Voorbeeld 1: DS Move initialiseren voor het kopiëren van andere abonnementen

Set-AzContext -SubscriptionName $targetSubscription
$validated = Test-AzRecoveryServicesDSMove -SourceVault $srcVault -TargetVault $trgVault -Force
Set-AzContext -SubscriptionName $sourceSubscription
if($validated) {
  $corr = Initialize-AzRecoveryServicesDSMove  -SourceVault $srcVault -TargetVault $trgVault
 }

Met de eerste cmdlet wordt de context van het doelabonnement ingesteld. Met de tweede cmdlet worden enkele verplichte validaties voor de doelkluis geactiveerd. Met de derde cmdlet wordt de context van het bronabonnement ingesteld.
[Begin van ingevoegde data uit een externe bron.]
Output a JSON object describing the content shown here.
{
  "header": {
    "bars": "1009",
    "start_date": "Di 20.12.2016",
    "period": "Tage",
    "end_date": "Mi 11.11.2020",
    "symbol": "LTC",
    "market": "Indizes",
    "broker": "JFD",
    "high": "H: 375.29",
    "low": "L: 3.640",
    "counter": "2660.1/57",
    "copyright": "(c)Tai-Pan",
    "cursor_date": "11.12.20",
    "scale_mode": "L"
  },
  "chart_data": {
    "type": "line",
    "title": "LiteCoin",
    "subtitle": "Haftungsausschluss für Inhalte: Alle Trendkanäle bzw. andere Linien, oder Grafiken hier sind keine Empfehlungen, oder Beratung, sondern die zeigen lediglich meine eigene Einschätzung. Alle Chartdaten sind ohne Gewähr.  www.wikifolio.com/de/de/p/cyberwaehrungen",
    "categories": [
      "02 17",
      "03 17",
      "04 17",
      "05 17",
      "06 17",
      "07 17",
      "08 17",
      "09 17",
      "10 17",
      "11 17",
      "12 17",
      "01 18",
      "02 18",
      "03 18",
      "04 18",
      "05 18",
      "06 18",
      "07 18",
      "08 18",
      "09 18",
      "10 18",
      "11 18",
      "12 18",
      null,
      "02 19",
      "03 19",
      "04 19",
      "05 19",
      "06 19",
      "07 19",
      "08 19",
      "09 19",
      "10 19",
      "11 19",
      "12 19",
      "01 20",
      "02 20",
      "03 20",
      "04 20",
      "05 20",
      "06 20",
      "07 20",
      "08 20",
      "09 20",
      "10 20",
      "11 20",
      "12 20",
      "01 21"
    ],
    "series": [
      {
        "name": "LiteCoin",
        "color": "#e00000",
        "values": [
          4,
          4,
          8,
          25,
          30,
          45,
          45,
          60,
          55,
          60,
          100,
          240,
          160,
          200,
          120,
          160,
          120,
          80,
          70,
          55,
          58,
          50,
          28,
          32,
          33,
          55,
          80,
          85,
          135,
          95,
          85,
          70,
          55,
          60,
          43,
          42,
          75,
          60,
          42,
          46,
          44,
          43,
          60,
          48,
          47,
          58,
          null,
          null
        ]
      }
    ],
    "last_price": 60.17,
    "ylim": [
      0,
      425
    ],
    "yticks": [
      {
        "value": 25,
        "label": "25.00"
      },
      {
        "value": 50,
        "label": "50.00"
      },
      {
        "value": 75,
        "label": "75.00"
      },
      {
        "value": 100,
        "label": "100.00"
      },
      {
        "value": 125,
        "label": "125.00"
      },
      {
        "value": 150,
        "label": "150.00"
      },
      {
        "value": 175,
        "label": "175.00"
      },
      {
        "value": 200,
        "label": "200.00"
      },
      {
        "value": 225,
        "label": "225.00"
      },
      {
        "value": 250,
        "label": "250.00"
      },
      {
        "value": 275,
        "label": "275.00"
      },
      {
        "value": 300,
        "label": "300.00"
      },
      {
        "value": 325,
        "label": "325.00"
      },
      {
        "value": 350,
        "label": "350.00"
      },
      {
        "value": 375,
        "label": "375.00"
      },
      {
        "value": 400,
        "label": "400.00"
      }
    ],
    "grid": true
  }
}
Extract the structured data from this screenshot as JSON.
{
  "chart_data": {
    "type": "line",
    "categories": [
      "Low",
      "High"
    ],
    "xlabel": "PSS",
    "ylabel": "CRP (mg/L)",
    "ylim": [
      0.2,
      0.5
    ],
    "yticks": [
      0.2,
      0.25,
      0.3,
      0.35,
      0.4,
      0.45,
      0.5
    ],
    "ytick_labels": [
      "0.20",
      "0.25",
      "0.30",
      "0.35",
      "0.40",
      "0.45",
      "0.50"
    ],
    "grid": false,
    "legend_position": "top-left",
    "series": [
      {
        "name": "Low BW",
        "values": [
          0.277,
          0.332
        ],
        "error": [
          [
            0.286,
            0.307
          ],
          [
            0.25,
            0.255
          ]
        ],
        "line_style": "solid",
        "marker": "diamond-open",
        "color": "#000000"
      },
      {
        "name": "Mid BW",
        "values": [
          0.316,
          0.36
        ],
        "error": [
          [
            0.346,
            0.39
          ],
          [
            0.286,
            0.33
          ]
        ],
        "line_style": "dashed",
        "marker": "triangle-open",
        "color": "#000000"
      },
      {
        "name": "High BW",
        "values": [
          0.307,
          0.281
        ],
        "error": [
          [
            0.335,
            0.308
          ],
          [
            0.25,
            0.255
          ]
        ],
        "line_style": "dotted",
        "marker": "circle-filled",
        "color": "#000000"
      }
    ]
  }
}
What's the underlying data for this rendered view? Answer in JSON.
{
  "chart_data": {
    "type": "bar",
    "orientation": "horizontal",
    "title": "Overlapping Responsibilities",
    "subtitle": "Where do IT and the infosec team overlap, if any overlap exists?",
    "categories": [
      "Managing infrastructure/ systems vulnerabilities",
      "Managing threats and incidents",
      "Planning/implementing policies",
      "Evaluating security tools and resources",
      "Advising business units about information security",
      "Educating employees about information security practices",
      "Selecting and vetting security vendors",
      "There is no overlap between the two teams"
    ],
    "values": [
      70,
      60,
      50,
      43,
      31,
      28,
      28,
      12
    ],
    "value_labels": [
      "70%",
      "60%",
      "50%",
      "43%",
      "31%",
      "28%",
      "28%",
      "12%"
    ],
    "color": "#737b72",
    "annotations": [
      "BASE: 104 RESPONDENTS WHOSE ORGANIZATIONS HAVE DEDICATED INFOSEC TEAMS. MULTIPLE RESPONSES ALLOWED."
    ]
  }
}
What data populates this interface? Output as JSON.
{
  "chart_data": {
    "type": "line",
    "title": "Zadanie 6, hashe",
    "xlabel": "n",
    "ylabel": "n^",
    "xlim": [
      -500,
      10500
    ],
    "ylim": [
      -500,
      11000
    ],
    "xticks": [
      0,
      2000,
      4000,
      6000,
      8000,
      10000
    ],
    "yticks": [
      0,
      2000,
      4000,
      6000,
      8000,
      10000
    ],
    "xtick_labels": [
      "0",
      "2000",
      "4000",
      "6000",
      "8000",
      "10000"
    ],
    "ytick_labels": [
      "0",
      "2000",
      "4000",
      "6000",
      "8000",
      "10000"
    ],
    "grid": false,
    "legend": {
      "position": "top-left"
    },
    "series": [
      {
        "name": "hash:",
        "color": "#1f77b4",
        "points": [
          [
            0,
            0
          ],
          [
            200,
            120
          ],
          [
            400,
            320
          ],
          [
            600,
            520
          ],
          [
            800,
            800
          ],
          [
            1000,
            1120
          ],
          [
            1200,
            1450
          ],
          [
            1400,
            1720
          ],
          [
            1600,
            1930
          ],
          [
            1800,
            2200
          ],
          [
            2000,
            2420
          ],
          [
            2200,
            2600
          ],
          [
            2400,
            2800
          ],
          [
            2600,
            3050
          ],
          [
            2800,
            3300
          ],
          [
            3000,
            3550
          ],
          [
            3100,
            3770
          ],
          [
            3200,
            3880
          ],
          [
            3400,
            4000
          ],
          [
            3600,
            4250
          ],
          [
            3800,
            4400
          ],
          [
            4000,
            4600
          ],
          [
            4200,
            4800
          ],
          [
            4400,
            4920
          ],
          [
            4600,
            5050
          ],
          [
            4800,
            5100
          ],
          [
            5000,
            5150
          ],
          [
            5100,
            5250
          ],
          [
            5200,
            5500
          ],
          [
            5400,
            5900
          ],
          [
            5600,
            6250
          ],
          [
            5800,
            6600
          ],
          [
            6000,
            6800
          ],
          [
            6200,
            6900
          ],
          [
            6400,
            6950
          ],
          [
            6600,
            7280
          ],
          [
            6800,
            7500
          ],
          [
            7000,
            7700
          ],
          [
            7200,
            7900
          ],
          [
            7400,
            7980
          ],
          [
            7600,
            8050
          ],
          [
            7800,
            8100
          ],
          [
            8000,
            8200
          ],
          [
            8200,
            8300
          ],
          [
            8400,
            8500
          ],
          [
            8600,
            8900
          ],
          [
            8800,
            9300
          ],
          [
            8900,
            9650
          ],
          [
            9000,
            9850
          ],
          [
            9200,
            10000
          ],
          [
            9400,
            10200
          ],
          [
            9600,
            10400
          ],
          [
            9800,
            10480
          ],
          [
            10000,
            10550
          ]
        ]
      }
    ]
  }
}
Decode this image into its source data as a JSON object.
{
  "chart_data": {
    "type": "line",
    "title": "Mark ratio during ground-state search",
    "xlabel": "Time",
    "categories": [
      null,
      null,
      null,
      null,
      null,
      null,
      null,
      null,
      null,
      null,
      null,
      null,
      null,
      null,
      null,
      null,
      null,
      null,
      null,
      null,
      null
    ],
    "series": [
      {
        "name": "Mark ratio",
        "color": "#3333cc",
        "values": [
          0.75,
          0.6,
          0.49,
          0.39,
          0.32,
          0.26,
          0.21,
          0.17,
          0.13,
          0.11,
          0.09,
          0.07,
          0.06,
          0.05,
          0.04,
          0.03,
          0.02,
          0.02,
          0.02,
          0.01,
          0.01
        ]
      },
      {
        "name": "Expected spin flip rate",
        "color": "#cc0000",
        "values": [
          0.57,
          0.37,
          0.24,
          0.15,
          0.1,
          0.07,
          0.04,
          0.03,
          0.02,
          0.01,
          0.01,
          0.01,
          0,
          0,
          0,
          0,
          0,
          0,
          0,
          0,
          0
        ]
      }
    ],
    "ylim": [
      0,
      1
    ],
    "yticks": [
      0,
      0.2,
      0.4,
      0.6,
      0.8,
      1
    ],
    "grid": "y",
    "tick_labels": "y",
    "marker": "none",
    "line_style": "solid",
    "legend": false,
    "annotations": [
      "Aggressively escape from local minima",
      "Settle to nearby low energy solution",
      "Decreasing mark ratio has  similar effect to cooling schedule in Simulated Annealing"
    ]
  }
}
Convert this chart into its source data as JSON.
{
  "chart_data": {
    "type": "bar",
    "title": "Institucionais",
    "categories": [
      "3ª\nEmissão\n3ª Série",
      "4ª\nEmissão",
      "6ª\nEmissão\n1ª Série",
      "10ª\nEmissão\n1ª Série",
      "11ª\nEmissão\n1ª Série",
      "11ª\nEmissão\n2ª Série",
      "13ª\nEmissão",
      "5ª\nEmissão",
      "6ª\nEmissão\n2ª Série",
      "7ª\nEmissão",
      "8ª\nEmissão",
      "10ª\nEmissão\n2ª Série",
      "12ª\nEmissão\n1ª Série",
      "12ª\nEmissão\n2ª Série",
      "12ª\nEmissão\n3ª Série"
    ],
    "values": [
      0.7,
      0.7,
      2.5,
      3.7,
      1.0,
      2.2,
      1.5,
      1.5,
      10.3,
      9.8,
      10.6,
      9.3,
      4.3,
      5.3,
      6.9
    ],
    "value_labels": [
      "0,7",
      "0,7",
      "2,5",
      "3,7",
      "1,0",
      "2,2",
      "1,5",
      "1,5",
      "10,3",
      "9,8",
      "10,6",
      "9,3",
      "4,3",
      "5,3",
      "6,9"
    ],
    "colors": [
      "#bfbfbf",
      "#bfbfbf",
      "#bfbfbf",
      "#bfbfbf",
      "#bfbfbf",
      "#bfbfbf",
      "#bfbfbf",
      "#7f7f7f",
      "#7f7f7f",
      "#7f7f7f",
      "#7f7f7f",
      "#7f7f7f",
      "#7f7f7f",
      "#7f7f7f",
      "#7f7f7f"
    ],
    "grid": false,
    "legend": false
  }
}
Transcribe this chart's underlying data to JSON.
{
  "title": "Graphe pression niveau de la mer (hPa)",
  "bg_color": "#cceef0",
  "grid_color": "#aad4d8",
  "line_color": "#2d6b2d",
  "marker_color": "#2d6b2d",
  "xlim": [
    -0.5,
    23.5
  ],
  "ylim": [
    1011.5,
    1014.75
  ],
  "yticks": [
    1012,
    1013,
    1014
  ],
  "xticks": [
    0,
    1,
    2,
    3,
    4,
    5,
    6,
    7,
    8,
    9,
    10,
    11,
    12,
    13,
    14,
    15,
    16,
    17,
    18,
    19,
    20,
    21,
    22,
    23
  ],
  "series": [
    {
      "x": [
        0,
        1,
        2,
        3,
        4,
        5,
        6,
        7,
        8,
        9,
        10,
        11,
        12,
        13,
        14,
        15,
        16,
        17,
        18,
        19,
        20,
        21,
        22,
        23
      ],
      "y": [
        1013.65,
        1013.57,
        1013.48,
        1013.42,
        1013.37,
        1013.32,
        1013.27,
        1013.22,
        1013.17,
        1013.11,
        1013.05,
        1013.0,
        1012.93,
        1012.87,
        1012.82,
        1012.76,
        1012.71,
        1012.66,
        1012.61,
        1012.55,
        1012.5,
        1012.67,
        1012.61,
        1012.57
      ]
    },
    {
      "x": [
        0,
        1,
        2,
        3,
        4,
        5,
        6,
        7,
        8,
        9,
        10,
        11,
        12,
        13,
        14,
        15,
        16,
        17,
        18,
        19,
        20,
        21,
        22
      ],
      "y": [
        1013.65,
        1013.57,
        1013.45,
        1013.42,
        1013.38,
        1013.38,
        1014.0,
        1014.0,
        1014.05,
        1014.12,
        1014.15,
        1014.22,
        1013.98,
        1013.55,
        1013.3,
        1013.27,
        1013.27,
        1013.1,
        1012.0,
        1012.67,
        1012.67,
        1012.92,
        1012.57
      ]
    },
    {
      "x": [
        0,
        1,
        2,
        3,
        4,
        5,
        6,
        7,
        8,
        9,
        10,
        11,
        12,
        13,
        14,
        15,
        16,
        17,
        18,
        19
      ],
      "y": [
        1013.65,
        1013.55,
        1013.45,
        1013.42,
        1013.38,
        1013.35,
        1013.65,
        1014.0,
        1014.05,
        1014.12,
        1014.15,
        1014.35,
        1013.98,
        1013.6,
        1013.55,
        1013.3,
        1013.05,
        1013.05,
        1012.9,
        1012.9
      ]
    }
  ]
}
Vervolgens halen we CorrelationId op basis van de cmdlet Test-AzRecoveryServicesDSMove-cmdlet CorrelationId op met behulp van de cmdlet Initialize-AzRecoveryServicesDSMove. $corr kan worden ingevoerd voor de cmdlet Kopiëren.

Parameters

-Confirm

Hiermee wordt u gevraagd om bevestiging voordat u de cmdlet uitvoert.

Type:SwitchParameter
Aliassen:cf
Position:Named
Default value:None
Vereist:False
Pijplijninvoer accepteren:False
Jokertekens accepteren:False

-DefaultProfile

De referenties, accounts, tenants en abonnementen die worden gebruikt voor communicatie met Azure.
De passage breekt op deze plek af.